O outro lado da moda através do trabalho escravo em confecções de vestuário

 

A maioria dos estudantes de moda desejam tornar-se grandes estilistas, trabalhar para grandes empresas de roupas e alcançar o sonho de ter a sua própria marca. O glamour das passarelas, da televisão e das revistas mostram apenas o trabalho final de uma coleção e como dito no post anterior sobre os empregos na área de moda, há diversos profissionais trabalhando intensamente para que exista um produto de qualidade para os seus clientes.
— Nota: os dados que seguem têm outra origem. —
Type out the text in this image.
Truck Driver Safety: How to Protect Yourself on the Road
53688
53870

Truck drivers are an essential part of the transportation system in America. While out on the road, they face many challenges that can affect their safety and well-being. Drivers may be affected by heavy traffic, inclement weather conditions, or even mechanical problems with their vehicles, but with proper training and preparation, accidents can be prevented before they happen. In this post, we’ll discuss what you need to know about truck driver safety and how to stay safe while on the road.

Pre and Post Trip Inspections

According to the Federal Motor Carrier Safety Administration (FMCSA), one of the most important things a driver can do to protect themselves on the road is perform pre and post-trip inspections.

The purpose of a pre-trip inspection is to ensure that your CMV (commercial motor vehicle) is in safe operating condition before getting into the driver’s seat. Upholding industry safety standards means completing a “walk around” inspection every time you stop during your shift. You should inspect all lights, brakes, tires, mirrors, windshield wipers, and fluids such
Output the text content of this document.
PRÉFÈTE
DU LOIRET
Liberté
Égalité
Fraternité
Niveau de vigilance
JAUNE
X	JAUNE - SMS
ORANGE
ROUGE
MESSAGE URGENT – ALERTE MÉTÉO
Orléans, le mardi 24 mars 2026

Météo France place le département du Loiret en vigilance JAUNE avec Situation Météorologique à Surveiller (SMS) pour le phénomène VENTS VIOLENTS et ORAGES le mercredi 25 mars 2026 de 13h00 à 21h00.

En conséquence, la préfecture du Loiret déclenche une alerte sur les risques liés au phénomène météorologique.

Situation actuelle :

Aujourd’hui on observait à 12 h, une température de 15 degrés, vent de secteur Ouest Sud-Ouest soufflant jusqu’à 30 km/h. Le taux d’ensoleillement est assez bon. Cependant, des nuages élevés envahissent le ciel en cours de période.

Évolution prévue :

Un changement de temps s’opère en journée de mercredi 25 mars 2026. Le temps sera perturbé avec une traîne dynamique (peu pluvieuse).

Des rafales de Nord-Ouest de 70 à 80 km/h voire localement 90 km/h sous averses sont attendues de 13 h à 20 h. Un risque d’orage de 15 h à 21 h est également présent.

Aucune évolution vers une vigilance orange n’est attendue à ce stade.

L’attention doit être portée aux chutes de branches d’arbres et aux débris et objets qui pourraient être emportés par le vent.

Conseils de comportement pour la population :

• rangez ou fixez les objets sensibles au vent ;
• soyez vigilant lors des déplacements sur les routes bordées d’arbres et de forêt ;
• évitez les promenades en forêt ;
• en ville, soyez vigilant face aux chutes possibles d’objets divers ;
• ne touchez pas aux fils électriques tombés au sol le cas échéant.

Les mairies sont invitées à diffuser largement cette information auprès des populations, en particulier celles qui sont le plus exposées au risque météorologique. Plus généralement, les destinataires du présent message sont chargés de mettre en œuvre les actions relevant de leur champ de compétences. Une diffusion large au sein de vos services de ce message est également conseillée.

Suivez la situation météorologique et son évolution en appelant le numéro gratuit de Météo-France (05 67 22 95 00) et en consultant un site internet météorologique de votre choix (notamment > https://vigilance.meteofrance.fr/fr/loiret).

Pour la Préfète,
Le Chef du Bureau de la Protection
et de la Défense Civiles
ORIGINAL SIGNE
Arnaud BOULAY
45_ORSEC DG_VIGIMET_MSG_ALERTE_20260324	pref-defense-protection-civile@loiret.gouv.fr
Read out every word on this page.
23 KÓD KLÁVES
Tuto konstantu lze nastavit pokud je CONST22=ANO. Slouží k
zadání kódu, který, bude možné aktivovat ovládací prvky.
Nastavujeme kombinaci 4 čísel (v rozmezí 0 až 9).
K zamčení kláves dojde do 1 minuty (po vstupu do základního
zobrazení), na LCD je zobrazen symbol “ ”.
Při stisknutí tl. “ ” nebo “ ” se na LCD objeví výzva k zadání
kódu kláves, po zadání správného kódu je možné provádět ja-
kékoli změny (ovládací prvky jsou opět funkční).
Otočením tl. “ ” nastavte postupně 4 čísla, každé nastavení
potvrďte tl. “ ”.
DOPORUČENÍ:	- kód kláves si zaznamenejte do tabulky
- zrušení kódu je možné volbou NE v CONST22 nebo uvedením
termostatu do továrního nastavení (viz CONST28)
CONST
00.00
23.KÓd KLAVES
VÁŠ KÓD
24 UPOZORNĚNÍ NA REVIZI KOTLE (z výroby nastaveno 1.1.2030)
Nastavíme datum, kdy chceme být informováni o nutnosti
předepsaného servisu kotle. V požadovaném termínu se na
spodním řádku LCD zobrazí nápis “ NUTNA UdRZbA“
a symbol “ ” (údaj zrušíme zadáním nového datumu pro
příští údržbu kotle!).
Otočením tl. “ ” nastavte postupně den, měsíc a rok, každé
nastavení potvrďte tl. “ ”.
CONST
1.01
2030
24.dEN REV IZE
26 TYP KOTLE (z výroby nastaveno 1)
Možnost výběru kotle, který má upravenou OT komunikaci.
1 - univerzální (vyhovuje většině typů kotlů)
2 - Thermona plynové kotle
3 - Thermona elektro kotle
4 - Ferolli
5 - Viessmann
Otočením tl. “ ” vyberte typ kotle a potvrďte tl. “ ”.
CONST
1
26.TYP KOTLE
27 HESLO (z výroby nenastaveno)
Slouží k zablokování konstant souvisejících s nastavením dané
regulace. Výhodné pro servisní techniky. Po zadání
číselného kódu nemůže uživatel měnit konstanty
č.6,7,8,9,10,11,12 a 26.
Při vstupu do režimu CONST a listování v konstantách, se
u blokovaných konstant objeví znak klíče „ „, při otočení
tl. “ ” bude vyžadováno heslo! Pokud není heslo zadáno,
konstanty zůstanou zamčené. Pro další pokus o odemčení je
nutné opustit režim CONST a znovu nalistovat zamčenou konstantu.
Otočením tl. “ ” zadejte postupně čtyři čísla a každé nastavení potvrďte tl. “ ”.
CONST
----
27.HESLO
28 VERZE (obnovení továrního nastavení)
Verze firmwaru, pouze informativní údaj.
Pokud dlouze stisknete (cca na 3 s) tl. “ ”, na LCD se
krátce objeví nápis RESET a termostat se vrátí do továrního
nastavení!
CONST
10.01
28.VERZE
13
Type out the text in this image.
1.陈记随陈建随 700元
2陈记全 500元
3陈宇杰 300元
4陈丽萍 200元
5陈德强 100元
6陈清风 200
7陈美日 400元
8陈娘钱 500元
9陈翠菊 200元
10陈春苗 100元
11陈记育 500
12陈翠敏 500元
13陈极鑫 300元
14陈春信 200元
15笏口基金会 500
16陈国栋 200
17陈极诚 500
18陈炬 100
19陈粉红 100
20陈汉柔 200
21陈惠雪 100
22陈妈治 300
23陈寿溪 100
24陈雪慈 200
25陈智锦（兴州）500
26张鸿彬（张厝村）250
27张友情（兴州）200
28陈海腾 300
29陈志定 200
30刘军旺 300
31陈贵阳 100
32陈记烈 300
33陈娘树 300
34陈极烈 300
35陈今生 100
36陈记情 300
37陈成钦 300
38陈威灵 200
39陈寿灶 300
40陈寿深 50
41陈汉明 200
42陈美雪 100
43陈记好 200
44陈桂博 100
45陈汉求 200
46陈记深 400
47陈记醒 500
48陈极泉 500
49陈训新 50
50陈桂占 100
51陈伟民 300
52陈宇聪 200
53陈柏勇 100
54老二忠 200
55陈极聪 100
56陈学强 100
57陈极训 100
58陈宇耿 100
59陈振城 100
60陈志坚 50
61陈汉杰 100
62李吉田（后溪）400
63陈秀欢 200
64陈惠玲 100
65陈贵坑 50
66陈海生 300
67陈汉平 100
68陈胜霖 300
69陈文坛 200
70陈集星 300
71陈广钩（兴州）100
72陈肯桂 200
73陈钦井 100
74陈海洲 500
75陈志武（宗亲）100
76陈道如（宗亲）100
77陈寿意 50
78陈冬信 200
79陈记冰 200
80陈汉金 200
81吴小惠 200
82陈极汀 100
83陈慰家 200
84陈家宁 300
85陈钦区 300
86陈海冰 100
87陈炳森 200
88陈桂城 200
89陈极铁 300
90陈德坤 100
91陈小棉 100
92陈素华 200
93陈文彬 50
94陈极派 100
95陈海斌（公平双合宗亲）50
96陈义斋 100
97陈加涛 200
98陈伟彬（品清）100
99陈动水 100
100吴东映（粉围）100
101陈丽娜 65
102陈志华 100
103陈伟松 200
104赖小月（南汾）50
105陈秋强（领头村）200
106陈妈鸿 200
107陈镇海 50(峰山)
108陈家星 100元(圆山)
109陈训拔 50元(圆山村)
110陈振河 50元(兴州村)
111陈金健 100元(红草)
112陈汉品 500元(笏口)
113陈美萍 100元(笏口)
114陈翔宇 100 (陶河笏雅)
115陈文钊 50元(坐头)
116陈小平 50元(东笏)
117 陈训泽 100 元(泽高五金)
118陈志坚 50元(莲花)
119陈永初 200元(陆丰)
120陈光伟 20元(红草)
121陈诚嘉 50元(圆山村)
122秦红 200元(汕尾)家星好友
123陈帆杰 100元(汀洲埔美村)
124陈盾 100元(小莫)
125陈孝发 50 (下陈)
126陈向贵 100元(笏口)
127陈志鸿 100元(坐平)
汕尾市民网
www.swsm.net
É possível entender que a empresa lida também com os fornecedores de matéria prima e com as confecções que costuram as peças para serem vendidas nas lojas, ou seja, muitas vezes não há um contato direto entre a marca e seus “parceiros”, apenas um contrato de quantas peças devem ser feitas e o prazo a ser entregue.

No dia 07 de agosto, o programa Profissão Repórter da Globo mostrou o que há por trás de uma calça jeans custar por volta de R$20,00, o funcionamento de diversas confecções em São Paulo e em Pernambuco e como é a distribuição do lucro obtido pela construção da peça. Segundo a reportagem, o preço da calça faz com que a terceirização dos serviços prestados às marcas seja barateado, resultando em baixo lucro e salários insignificantes para a subsistência dos trabalhadores dessas confecções. Cerca de 95% dos que fazem roupa não possuem direitos trabalhistas e muitos desses trabalhadores vivem em condições precárias, enganados com uma proposta de vida melhor em outro país, acabando por viver em um regime semelhante à época da chegada dos imigrantes italianos no Brasil. As condições análogas à servidão por dívidas resulta em horas absurdas de trabalho chegando a 15 horas por dia, a moradias precárias, com muitos dividindo um espaço pequeno sem camas, armários ou saneamento básico e a falta de perspectiva de um futuro melhor.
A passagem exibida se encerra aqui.